Services that can access TPUs

Your applications can access TPU nodes from containers, instances, or services on Google Cloud. The application requires a connection to your TPU node through your VPC network.

The following Google Cloud services are capable of accessing TPU nodes. Select the service with characteristics that best meet your requirements.

Compute Engine

  • Cloud TPU on Compute Engine is a good starting place for users new to Cloud TPU and for experienced machine learning users who want to manage their own Cloud TPU services. It includes:
    • The gcloud SDK that sets up your VM, TPU, and Cloud Storage resources.
    • A quickstart that guides you through training your first machine learning model.
    • Tutorials for image classification, object detection, and language translation models.
    • Tools for monitoring performance and resolving bottlenecks in TPU model processing.

Kubernetes Engine

  • Cloud TPU on Google Kubernetes Engine offers:
    • Easy setup and management: When you use Cloud TPU, you need a Compute Engine VM to run your workload, and a Classless Inter-Domain Routing (CIDR) block for Cloud TPU. Google Kubernetes Engine sets up and manages the VM and the CIDR block for you.
    • Optimized cost: Google Kubernetes Engine scales your VMs automatically based on workloads and traffic.
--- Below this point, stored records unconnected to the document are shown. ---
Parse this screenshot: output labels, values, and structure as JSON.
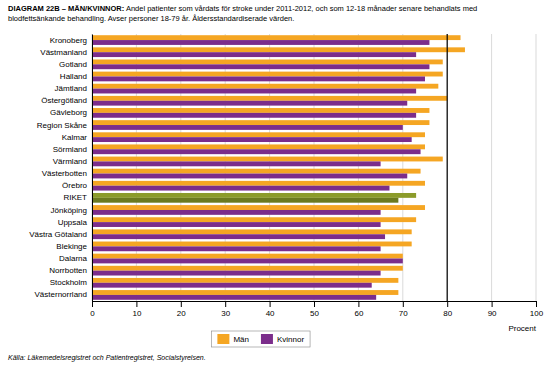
{
  "chart_data": {
    "type": "bar",
    "orientation": "horizontal",
    "title": "DIAGRAM 22B – MÄN/KVINNOR: Andel patienter som vårdats för stroke under 2011-2012, och som 12-18 månader senare behandlats med\nblodfettsänkande behandling. Avser personer 18-79 år. Åldersstandardiserade värden.",
    "x_label": "Procent",
    "source": "Källa: Läkemedelsregistret och Patientregistret, Socialstyrelsen.",
    "categories": [
      "Kronoberg",
      "Västmanland",
      "Gotland",
      "Halland",
      "Jämtland",
      "Östergötland",
      "Gävleborg",
      "Region Skåne",
      "Kalmar",
      "Sörmland",
      "Värmland",
      "Västerbotten",
      "Örebro",
      "RIKET",
      "Jönköping",
      "Uppsala",
      "Västra Götaland",
      "Blekinge",
      "Dalarna",
      "Norrbotten",
      "Stockholm",
      "Västernorrland"
    ],
    "series": [
      {
        "name": "Män",
        "color": "#F5A623",
        "colors": [
          "#F5A623",
          "#F5A623",
          "#F5A623",
          "#F5A623",
          "#F5A623",
          "#F5A623",
          "#F5A623",
          "#F5A623",
          "#F5A623",
          "#F5A623",
          "#F5A623",
          "#F5A623",
          "#F5A623",
          "#8B9B2A",
          "#F5A623",
          "#F5A623",
          "#F5A623",
          "#F5A623",
          "#F5A623",
          "#F5A623",
          "#F5A623",
          "#F5A623"
        ],
        "values": [
          83,
          84,
          79,
          79,
          78,
          80,
          76,
          76,
          75,
          75,
          79,
          74,
          75,
          73,
          75,
          73,
          72,
          72,
          70,
          70,
          69,
          69
        ]
      },
      {
        "name": "Kvinnor",
        "color": "#7B2D8B",
        "colors": [
          "#7B2D8B",
          "#7B2D8B",
          "#7B2D8B",
          "#7B2D8B",
          "#7B2D8B",
          "#7B2D8B",
          "#7B2D8B",
          "#7B2D8B",
          "#7B2D8B",
          "#7B2D8B",
          "#7B2D8B",
          "#7B2D8B",
          "#7B2D8B",
          "#6B7A20",
          "#7B2D8B",
          "#7B2D8B",
          "#7B2D8B",
          "#7B2D8B",
          "#7B2D8B",
          "#7B2D8B",
          "#7B2D8B",
          "#7B2D8B"
        ],
        "values": [
          76,
          73,
          76,
          75,
          73,
          71,
          73,
          70,
          72,
          74,
          65,
          71,
          67,
          69,
          65,
          65,
          66,
          65,
          70,
          65,
          63,
          64
        ]
      }
    ],
    "reference_line": 80,
    "xlim": [
      0,
      100
    ],
    "xticks": [
      0,
      10,
      20,
      30,
      40,
      50,
      60,
      70,
      80,
      90,
      100
    ],
    "grid": true,
    "legend": "bottom"
  }
}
You pay only for Cloud TPU and the VM when you run workloads on them.
    • Flexible usage: Changing your hardware accelerator (CPU, GPU, or TPU) requires only a single line change in your Pod spec.
    • Scalability: Google Kubernetes Engine provides APIs (Job and Deployment) that can easily scale to hundreds of Pods and Cloud TPU nodes.
    • Fault tolerance: The Google Kubernetes Engine Job API, along with the TensorFlow checkpoint mechanism, provide the run-to-completion semantic. Should failures occur on a VM instance or Cloud TPU node, your training jobs automatically rerun from the latest state of the checkpoint.

AI Platform

  • Cloud TPU on AI Platform is a good place to start if you have some ML experience and want to take advantage of the AI Platform managed services and APIs. AI Platform manages the following ML workflow stages:
    • Train an ML model on your data:
      • Training an ML model on your data
      • Evaluating model accuracy
      • Tuning hyperparameters
    • Deploy your trained model.
    • Send prediction requests to your model:
      • Online prediction
      • Batch prediction
    • Monitor the predictions on an ongoing basis.
    • Manage your models and model versions.